The Ophir reservoir filled a small valley above Rossland. Photo: Mike Thomas/urbankworkbench.com

Rossland ordered to pay contractor in Ophir reservoir lawsuit

Maglio’s wins $200,000 settlement, but judge slams both sides

A BC Supreme Court judge has ordered the City of Rossland to pay a contractor $200,000 for building the city a reservoir a decade ago.

Justice Mark McEwan ruled earlier this month the city has to pay Maglio Installations Ltd. for work done on the Ophir Reservoir when it was constructed between 2006-08.

Maglio was seeking damages for “delay in executing the contract for which the city was responsible… unpaid contributions to overheads and profits associated with changes in the work … unpaid fees for extra work” as well as interest on outstanding amounts, and for “lost opportunity,” the court ruling indicates.

The dam was started in the fall of 2006, but numerous work delays and unexpected problems plagued the project.

The judge’s ruling details ongoing problems with the project, right from the outset. Maglios was the low bidder on the project at $2.96 million, cheaper than the next bidder by more than $1.8 million dollars, the judge noted.

Read the judge’s decision here.

But even that low bid “was more than the city could spend, and, as it turned out less than required to complete the job properly,” McEwan wrote in his decision.

From water seeping into the construction area, to changes to the infrastructure, to delays in getting approvals for changes made by both parties, the project was marked by delays and miscommunication.

One particular problem delayed construction by nearly two months.

“This was blamed by Maglio on the city. This is unfair, and the delay is difficult to assess as to the fault of one party over the other,” the judge ruled. “The city could have been more insistent on time limits. Maglio could have been more explicit about what they expected and about the time it would take to reasonably complete the job.”

The judge chastised both the city and Maglios for the way they both managed and executed the project on numerous issues. Maglio claimed the city had breached its obligations under the contract, while the city said Maglio didn’t comply with all the provisions of the contract.

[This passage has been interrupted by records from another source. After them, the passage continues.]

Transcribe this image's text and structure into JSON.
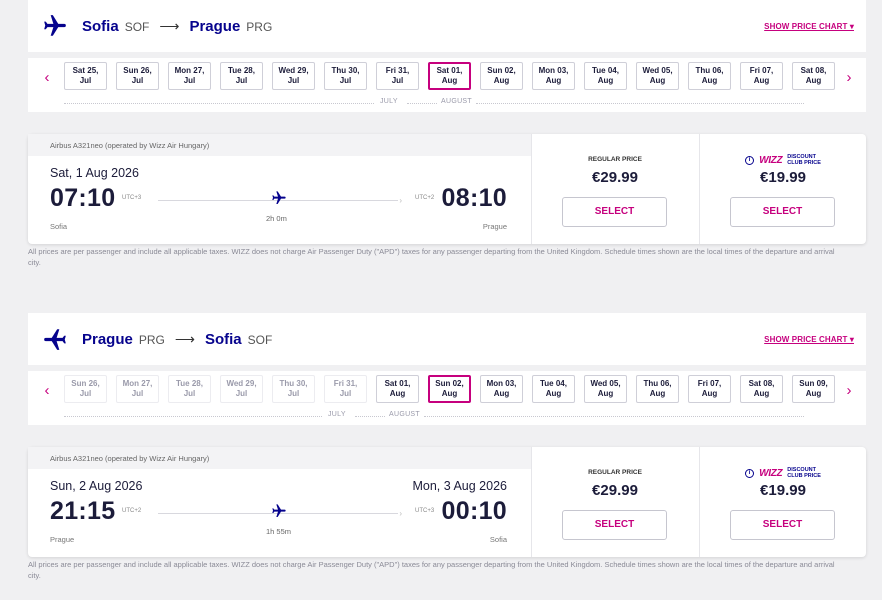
{
  "legs": [
    {
      "origin_city": "Sofia",
      "origin_code": "SOF",
      "destination_city": "Prague",
      "destination_code": "PRG",
      "route_arrow": "⟶",
      "show_price_chart": "SHOW PRICE CHART ▾",
      "dates": [
        {
          "day": "Sat 25,",
          "month": "Jul",
          "state": "normal"
        },
        {
          "day": "Sun 26,",
          "month": "Jul",
          "state": "normal"
        },
        {
          "day": "Mon 27,",
          "month": "Jul",
          "state": "normal"
        },
        {
          "day": "Tue 28,",
          "month": "Jul",
          "state": "normal"
        },
        {
          "day": "Wed 29,",
          "month": "Jul",
          "state": "normal"
        },
        {
          "day": "Thu 30,",
          "month": "Jul",
          "state": "normal"
        },
        {
          "day": "Fri 31,",
          "month": "Jul",
          "state": "normal"
        },
        {
          "day": "Sat 01,",
          "month": "Aug",
          "state": "selected"
        },
        {
          "day": "Sun 02,",
          "month": "Aug",
          "state": "normal"
        },
        {
          "day": "Mon 03,",
          "month": "Aug",
          "state": "normal"
        },
        {
          "day": "Tue 04,",
          "month": "Aug",
          "state": "normal"
        },
        {
          "day": "Wed 05,",
          "month": "Aug",
          "state": "normal"
        },
        {
          "day": "Thu 06,",
          "month": "Aug",
          "state": "normal"
        },
        {
          "day": "Fri 07,",
          "month": "Aug",
          "state": "normal"
        },
        {
          "day": "Sat 08,",
          "month": "Aug",
          "state": "normal"
        }
      ],
      "month_left": "JULY",
      "month_right": "AUGUST",
      "aircraft": "Airbus A321neo (operated by Wizz Air Hungary)",
      "departure_date": "Sat, 1 Aug 2026",
      "arrival_date": "",
      "departure_time": "07:10",
      "departure_utc": "UTC+3",
      "arrival_time": "08:10",
      "arrival_utc": "UTC+2",
      "departure_city": "Sofia",
      "arrival_city": "Prague",
      "duration": "2h 0m",
      "regular_label": "REGULAR PRICE",
      "regular_price": "€29.99",
      "club_brand": "WIZZ",
      "club_line1": "DISCOUNT",
      "club_line2": "CLUB PRICE",
      "club_price": "€19.99",
      "select_label": "SELECT"
    },
    {
      "origin_city": "Prague",
      "origin_code": "PRG",
      "destination_city": "Sofia",
      "destination_code": "SOF",
      "route_arrow": "⟶",
      "show_price_chart": "SHOW PRICE CHART ▾",
      "dates": [
        {
          "day": "Sun 26,",
          "month": "Jul",
          "state": "dim"
        },
        {
          "day": "Mon 27,",
          "month": "Jul",
          "state": "dim"
        },
        {
          "day": "Tue 28,",
          "month": "Jul",
          "state": "dim"
        },
        {
          "day": "Wed 29,",
          "month": "Jul",
          "state": "dim"
        },
        {
          "day": "Thu 30,",
          "month": "Jul",
          "state": "dim"
        },
        {
          "day": "Fri 31,",
          "month": "Jul",
          "state": "dim"
        },
        {
          "day": "Sat 01,",
          "month": "Aug",
          "state": "normal"
        },
        {
          "day": "Sun 02,",
          "month": "Aug",
          "state": "selected"
        },
        {
          "day": "Mon 03,",
          "month": "Aug",
          "state": "normal"
        },
        {
          "day": "Tue 04,",
          "month": "Aug",
          "state": "normal"
        },
        {
          "day": "Wed 05,",
          "month": "Aug",
          "state": "normal"
        },
        {
          "day": "Thu 06,",
          "month": "Aug",
          "state": "normal"
        },
        {
          "day": "Fri 07,",
          "month": "Aug",
          "state": "normal"
        },
        {
          "day": "Sat 08,",
          "month": "Aug",
          "state": "normal"
        },
        {
          "day": "Sun 09,",
          "month": "Aug",
          "state": "normal"
        }
      ],
      "month_left": "JULY",
      "month_right": "AUGUST",
      "aircraft": "Airbus A321neo (operated by Wizz Air Hungary)",
      "departure_date": "Sun, 2 Aug 2026",
      "arrival_date": "Mon, 3 Aug 2026",
      "departure_time": "21:15",
      "departure_utc": "UTC+2",
      "arrival_time": "00:10",
      "arrival_utc": "UTC+3",
      "departure_city": "Prague",
      "arrival_city": "Sofia",
      "duration": "1h 55m",
      "regular_label": "REGULAR PRICE",
      "regular_price": "€29.99",
      "club_brand": "WIZZ",
      "club_line1": "DISCOUNT",
      "club_line2": "CLUB PRICE",
      "club_price": "€19.99",
      "select_label": "SELECT"
    }
  ],
  "disclaimer": "All prices are per passenger and include all applicable taxes. WIZZ does not charge Air Passenger Duty (\"APD\") taxes for any passenger departing from the United Kingdom. Schedule times shown are the local times of the departure and arrival city.",
  "nav": {
    "prev": "‹",
    "next": "›"
  },
  "colors": {
    "brand_blue": "#06038d",
    "brand_magenta": "#c6007e"
  },
  "icons": {
    "route": "plane-icon",
    "flight": "plane-icon",
    "info": "info-icon",
    "prev": "chevron-left-icon",
    "next": "chevron-right-icon"
  }
}
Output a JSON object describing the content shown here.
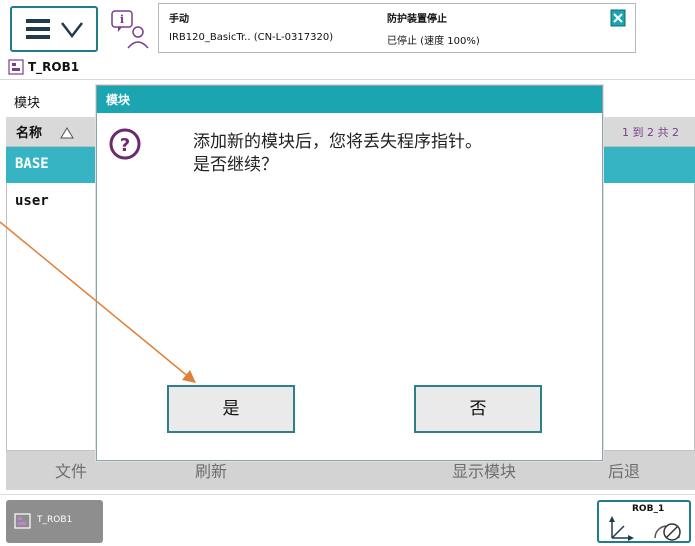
{
  "status": {
    "mode": "手动",
    "robot": "IRB120_BasicTr.. (CN-L-0317320)",
    "guard": "防护装置停止",
    "speed": "已停止 (速度 100%)"
  },
  "task_title": "T_ROB1",
  "module_view": {
    "tab_label": "模块",
    "column_name": "名称",
    "page_count": "1 到 2 共 2",
    "rows": [
      "BASE",
      "user"
    ],
    "selected_row": "BASE"
  },
  "toolbar": {
    "file": "文件",
    "refresh": "刷新",
    "show_module": "显示模块",
    "back": "后退"
  },
  "taskbar": {
    "task": "T_ROB1",
    "robot": "ROB_1"
  },
  "dialog": {
    "title": "模块",
    "message_line1": "添加新的模块后，您将丢失程序指针。",
    "message_line2": "是否继续？",
    "yes_label": "是",
    "no_label": "否"
  },
  "colors": {
    "accent": "#1aa5b0",
    "selection": "#36b4c3",
    "annotation_arrow": "#e0803a"
  },
  "icons": [
    "menu-icon",
    "chevron-down-icon",
    "info-icon",
    "close-icon",
    "task-icon",
    "sort-up-icon",
    "question-icon",
    "axes-icon",
    "speed-icon"
  ]
}
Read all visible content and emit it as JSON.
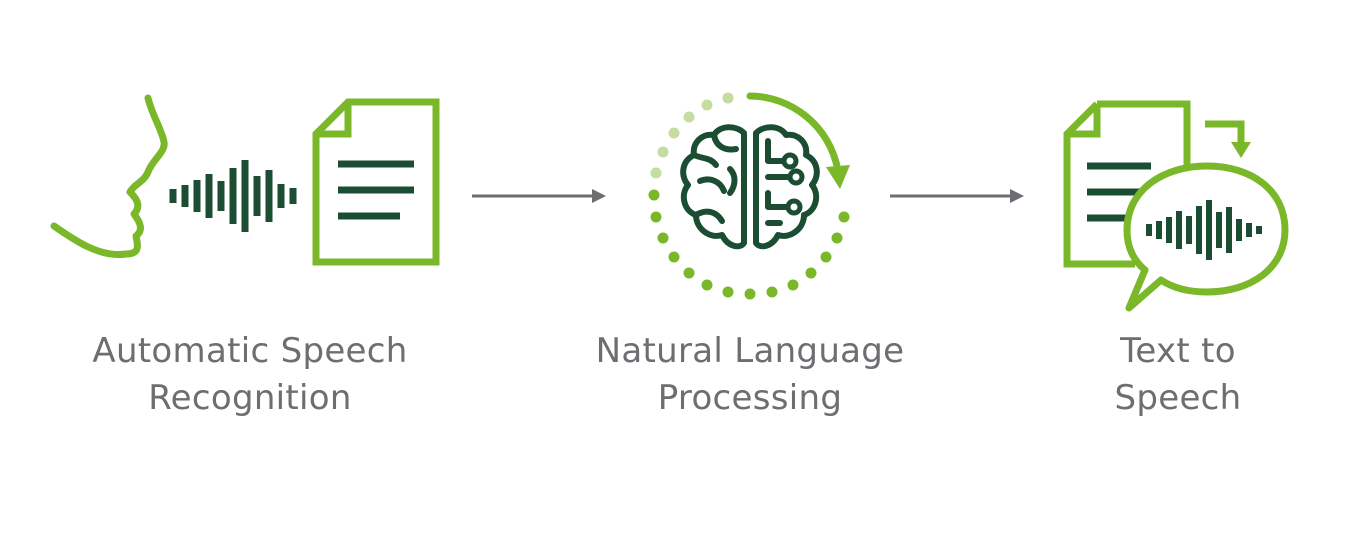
{
  "colors": {
    "accent_green": "#7ab829",
    "light_green": "#c5dda0",
    "dark_green": "#1b4d33",
    "arrow_gray": "#6d6e71",
    "label_gray": "#6d6e71"
  },
  "stages": [
    {
      "icon": "speech-to-document-icon",
      "label_line1": "Automatic Speech",
      "label_line2": "Recognition"
    },
    {
      "icon": "brain-circuit-icon",
      "label_line1": "Natural Language",
      "label_line2": "Processing"
    },
    {
      "icon": "document-to-speech-bubble-icon",
      "label_line1": "Text to",
      "label_line2": "Speech"
    }
  ],
  "connectors": [
    {
      "from": "Automatic Speech Recognition",
      "to": "Natural Language Processing"
    },
    {
      "from": "Natural Language Processing",
      "to": "Text to Speech"
    }
  ]
}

“There is much that is unsatisfactory in the behaviour of both parties,” McEwan ruled. While some of the problems are relatively clear, “the rest of the issues are difficult to extricate. There are arguments on both sides of many of them.”

“The problem is that there was never enough money and Mr. Runzer dealt with the problems by deferral,” the judge ruled, referring to the city’s project manager. This was never going to work because the project did not have the money to complete it reasonably, he said.

“The balance of the claims can only be estimated. Doing the best I can considering, the loss of the 2007 season and Maglio’s cost management I find that the city owes Maglio Installations Ltd. $200,000,” the judge ruled. On top of that is interest dating back to 2008.

Still, Rossland’s mayor says she’s happy with the ruling.

“I am very pleased with how it went,” said Kathy Moore. “The initial claim was for about $1.2 million, if I recall, and the [judgement] is for $200,000. But some of that includes money we were holding back anyway, so we would have had to pay that out — I think it was close to $80,000.”

As for the judge’s criticism of the city, Moore says the city is a different organization from the one that started the project 10 years ago.

“There were mistakes made on both sides and everyone has learned from it,” she says. “At the time we were way less organized and professional than we are now. There’s a world of difference. The last two projects we have done in this term were on-time and on-budget on everything.”

Despite the problems during construction, the Ophir dam and reservoir has operated as expected since the project was completed in 2008.